Neste ano, ganha especial urgência o debate sobre a violência patrimonial. Estudos recentes revelam que esse tipo de violência cresceu significativamente no país, mas segue invisibilizado. Entre 2018 e 2023, a violência patrimonial contra mulheres aumentou cerca de 56,4%, segundo o Instituto Igarapé, e apenas em 2022 houve um crescimento adicional de 12,5% em relação ao ano anterior, conforme dados divulgados pela Forbes Brasil.
Esses números evidenciam que a violência patrimonial se intensifica em períodos de instabilidade econômica, disputas familiares e desigualdades estruturais aprofundadas no pós-pandemia. Assim, discuti-la neste momento é não apenas necessário - é urgente para compreender e enfrentar as múltiplas camadas da violência de gênero.

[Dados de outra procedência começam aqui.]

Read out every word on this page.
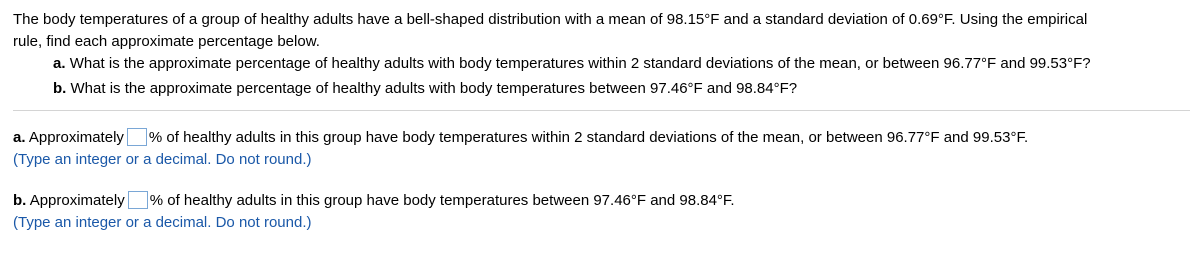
The body temperatures of a group of healthy adults have a bell-shaped distribution with a mean of 98.15°F and a standard deviation of 0.69°F. Using the empirical
rule, find each approximate percentage below.
a. What is the approximate percentage of healthy adults with body temperatures within 2 standard deviations of the mean, or between 96.77°F and 99.53°F?
b. What is the approximate percentage of healthy adults with body temperatures between 97.46°F and 98.84°F?
a. Approximately % of healthy adults in this group have body temperatures within 2 standard deviations of the mean, or between 96.77°F and 99.53°F.
(Type an integer or a decimal. Do not round.)
b. Approximately % of healthy adults in this group have body temperatures between 97.46°F and 98.84°F.
(Type an integer or a decimal. Do not round.)
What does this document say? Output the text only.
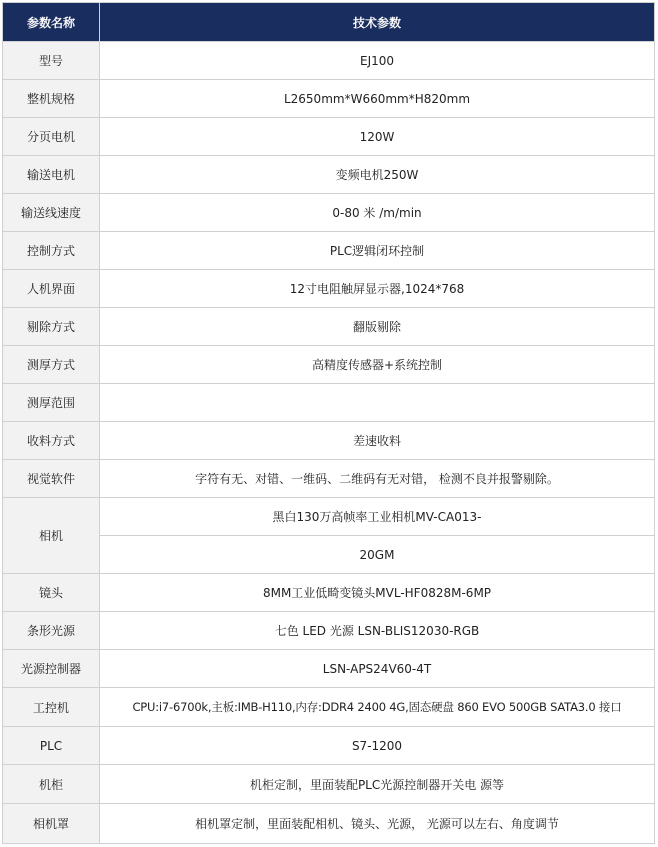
参数名称	技术参数
型号	EJ100
整机规格	L2650mm*W660mm*H820mm
分页电机	120W
输送电机	变频电机250W
输送线速度	0-80 米 /m/min
控制方式	PLC逻辑闭环控制
人机界面	12寸电阻触屏显示器,1024*768
剔除方式	翻版剔除
测厚方式	高精度传感器+系统控制
测厚范围	
收料方式	差速收料
视觉软件	字符有无、对错、一维码、二维码有无对错， 检测不良并报警剔除。
相机	黑白130万高帧率工业相机MV-CA013-
	20GM
镜头	8MM工业低畸变镜头MVL-HF0828M-6MP
条形光源	七色 LED 光源 LSN-BLIS12030-RGB
光源控制器	LSN-APS24V60-4T
工控机	CPU:i7-6700k,主板:IMB-H110,内存:DDR4 2400 4G,固态硬盘 860 EVO 500GB SATA3.0 接口
PLC	S7-1200
机柜	机柜定制，里面装配PLC光源控制器开关电 源等
相机罩	相机罩定制，里面装配相机、镜头、光源， 光源可以左右、角度调节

Um recorte necessário: O impacto da violência patrimonial
A violência patrimonial é frequentemente invisibilizada, camuflada sob pretextos de gestão familiar ou dependência financeira. Trata-se de qualquer conduta que configure retenção, subtração, destruição parcial ou total de bens, documentos pessoais, valores e direitos ou recursos econômicos da mulher, inclusive os destinados a satisfazer suas necessidades. É a violência que impede, controla ou restringe o acesso da mulher à sua própria autonomia material.
O art. 7º, inciso IV, da lei Maria da Penha, define:
"Entende-se por violência patrimonial qualquer conduta que configure retenção, subtração, destruição parcial ou total de seus objetos, instrumentos de trabalho, documentos pessoais, bens, valores e direitos ou recursos econômicos, incluindo os destinados a satisfazer suas necessidades."
Essa forma de violência, embora menos visível que as agressões físicas ou psicológicas, é tão devastadora quanto, uma vez que opera diretamente na autonomia e na dignidade da mulher, dificultando sua emancipação e, muitas vezes, impossibilitando a ruptura com outros tipos de abusos.
Violência patrimonial como instrumento de controle e opressão
Ao considerar a dependência econômica como um dos grandes fatores que perpetuam ciclos de violência doméstica, a violência patrimonial revela seu caráter estratégico dentro das dinâmicas abusivas. O agressor, manipulando os recursos da mulher, subtraindo seus bens ou restringindo seu acesso ao trabalho remunerado, cria um ambiente de dominação, onde a vítima se vê aprisionada a um contexto hostil, mas do qual não consegue se desvincular por falta de meios.
Casos comumente relatados incluem apropriação de salário ou aposentadoria por parte do parceiro, apropriação de bens comuns do casal, como aluguéis de imóveis que pertencem a ambos, ou de heranças, impedimento de acesso a contas bancárias ou cartões de créditos, fazer a vítima contrair empréstimos ou dívidas, proibição de trabalhar, entre outros. Ainda assim, a denúncia dessa violência esbarra em mecanismos de silenciamento e naturalização, muitas vezes reforçados pelo próprio contexto familiar ou social.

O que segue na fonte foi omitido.